The Boston Red Sox’s 6-2 win over the New York Yankees in the AL Wild Card Game Tuesday night set some ratings records for ESPN. As per Mitch Metcalf at ShowBuzz Daily, the main ESPN TV broadcast (with Matt Vasgersian, Alex Rodriguez, and Buster Olney) drew an average audience of 7.11 million, with the ESPN2 broadcast (a Statcast-driven alternate presentation with Jason Benetti, Eduardo Perez and Mike Petriello) averaged 573,000. That puts the total average TV audience (these numbers do not count streaming) as 7.69 million.
That’s an AL Wild Card Game record, even against past games with streaming numbers included. (It gets even better if you also add in the 144,000 average viewers who watched the Spanish-language broadcast on ESPN Deportes; that would make the total ESPN TV audience 7.83 million, which is a Wild Card Game record from either league.) As per ESPN’s release, that’s the most-watched MLB game on their platforms since 1998:
The 2021 Major League Baseball American League Wild Card Game presented by Hankook Tire – the Boston Red Sox defeated the New York Yankees 6-2 – is the most-watched MLB game on ESPN platforms since 1998. The game telecasts across ESPN and ESPN2 averaged 7.7 million viewers, according to Nielsen. The game peaked with 8.4 million viewers from 10:15-10:30 p.m. ET.
…The American League Wild Card Game presented by Hankook Tire propelled ESPN to win the night across all of television, including broadcast and cable. Additionally, it was the most-streamed MLB event ever on ESPN platforms with 73.6 million minutes consumed digitally.
ESPN’s past Wild Card Game record is an average audience of 7.59 million (TV plus streaming) English-language viewers, 7.71 million viewers with Spanish-language viewers included, for the Mets-Giants NL Wild Card game in 2016. That game drew average audiences of 7.42 million on ESPN, 173,800 on streaming, and 116,000 on ESPN Deportes. So the 2021 game comes out slightly ahead either counting Spanish-language viewers both ways or only counting the English-language audience both ways. (The past overall Wild Card Game record is an average audience of 8.3 million for Cubs-Pirates on TBS in 2015.)
Unfortunately, ESPN did not break out the average minute audience on streaming this year, so it’s not possible to add an equivalent streaming number to this year’s audience. The number would certainly be higher if that was worked in. Meanwhile, the past AL Wild Card Game record appears to be an average of 7.604 million viewers for the Yankees-Astros AL Wild Card Game in 2015. That release only includes ESPN numbers, though, so it would have been higher if streaming and Spanish-language numbers were included.

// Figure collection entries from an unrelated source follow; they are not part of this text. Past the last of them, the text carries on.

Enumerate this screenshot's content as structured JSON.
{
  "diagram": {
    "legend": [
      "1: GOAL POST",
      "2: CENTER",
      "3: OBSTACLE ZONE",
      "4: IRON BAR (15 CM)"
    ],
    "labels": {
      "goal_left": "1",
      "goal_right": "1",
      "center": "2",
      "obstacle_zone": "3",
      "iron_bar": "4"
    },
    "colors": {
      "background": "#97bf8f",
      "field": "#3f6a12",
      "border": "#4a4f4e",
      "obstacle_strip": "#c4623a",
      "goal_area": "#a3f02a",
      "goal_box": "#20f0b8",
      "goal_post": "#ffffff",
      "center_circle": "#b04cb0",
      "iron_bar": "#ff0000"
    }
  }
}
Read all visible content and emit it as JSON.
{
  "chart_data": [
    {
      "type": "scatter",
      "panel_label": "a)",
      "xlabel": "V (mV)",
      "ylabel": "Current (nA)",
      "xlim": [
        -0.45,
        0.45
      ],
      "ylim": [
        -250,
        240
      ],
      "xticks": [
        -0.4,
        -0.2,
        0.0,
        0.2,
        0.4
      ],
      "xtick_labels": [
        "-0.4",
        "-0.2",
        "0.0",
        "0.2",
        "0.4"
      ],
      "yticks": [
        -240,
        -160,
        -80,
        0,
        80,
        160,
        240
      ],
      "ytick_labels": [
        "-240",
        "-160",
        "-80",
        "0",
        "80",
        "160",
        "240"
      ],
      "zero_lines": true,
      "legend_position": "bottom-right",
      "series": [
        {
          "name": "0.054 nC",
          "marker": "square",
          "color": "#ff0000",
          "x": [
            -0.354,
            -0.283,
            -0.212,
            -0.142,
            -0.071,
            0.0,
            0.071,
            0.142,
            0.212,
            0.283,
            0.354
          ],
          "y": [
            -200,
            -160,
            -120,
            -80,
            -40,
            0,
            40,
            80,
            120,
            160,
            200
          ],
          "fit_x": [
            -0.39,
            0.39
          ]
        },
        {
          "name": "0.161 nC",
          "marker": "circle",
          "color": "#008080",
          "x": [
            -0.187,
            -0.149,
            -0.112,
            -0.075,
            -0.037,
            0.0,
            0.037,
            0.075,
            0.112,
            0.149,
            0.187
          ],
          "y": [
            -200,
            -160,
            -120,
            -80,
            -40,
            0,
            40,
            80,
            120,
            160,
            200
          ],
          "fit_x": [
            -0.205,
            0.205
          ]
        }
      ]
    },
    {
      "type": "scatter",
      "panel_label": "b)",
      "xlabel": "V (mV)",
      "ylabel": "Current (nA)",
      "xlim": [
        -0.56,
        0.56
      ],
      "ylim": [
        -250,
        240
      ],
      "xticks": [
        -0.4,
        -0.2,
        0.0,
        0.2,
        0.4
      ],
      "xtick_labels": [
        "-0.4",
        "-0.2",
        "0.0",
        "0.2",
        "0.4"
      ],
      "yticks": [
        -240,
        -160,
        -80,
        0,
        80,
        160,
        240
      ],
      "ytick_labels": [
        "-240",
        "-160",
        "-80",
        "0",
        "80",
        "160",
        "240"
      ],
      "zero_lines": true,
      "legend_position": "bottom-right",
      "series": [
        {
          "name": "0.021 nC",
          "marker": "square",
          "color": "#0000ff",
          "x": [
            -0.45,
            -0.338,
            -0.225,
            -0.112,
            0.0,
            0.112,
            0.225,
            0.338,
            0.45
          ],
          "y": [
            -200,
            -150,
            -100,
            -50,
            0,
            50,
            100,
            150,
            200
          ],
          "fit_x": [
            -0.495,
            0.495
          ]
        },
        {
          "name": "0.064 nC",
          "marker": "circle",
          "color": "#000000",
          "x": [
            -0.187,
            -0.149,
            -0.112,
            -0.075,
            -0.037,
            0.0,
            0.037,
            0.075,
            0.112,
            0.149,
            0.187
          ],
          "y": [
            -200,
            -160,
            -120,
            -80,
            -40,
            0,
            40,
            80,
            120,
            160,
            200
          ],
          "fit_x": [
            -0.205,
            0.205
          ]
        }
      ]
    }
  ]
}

At any rate, this is a particularly notable jump from 2020 (hard to directly compare thanks to not just the pandemic, but the change in format with 18 different “Wild Card Games”: the best number there was only 2.593 million for Yankees-Indians Game 1, though), 2019 (4.54 million for Rays-A’s on ESPN, 4.73 million for Brewers-Nationals on TBS), 2018 (6.99 million for Rockies-Cubs on ESPN, 6.16 million for A’s-Yankees on TBS), and 2017 (6.7 million for Twins-Yankees on ESPN, 4.40 million for Rockies-Diamondbacks on TBS). And it’s notable to see these kinds of numbers, especially before the streaming numbers, as the pay-TV universe (and specifically, the number of ESPN subscribers) is much smaller in 2021 than it was in 2016.
Let’s take a look at that in particular. In late 2016, Nielsen carriage estimates had ESPN at 88.956 million homes. (Yes, Nielsen briefly pulled that report (which featured a monthly loss of 621,000 homes for ESPN alone) pending an ESPN complaint, and investigated, but then decided to stand by its original numbers a week later after that investigation.) At the time, that was seen as disastrous for ESPN, considering that they’d had 100 million subscribers five years before.
But that’s much better than where the numbers have gone since then. The estimates had ESPN at 85.988 million homes in September 2018, 84.698 million homes in April 2019, and 80.1 million last December. We haven’t seen more recent numbers than that, but it seems likely it may be at least slightly lower now. So it’s certainly remarkable that ESPN is hitting a (for-them) Wild Card Game TV ratings record despite being in around 9 million less homes than it was at the time of the last record. Granted, there are some caveats there, including the counting of out-of-home audiences these days (very important for sports!), but it’s still remarkable to see ESPN setting any kind of audience record in an era where it has many less subscribers. And that maybe says a whole lot about the draw of the Yankees and Red Sox.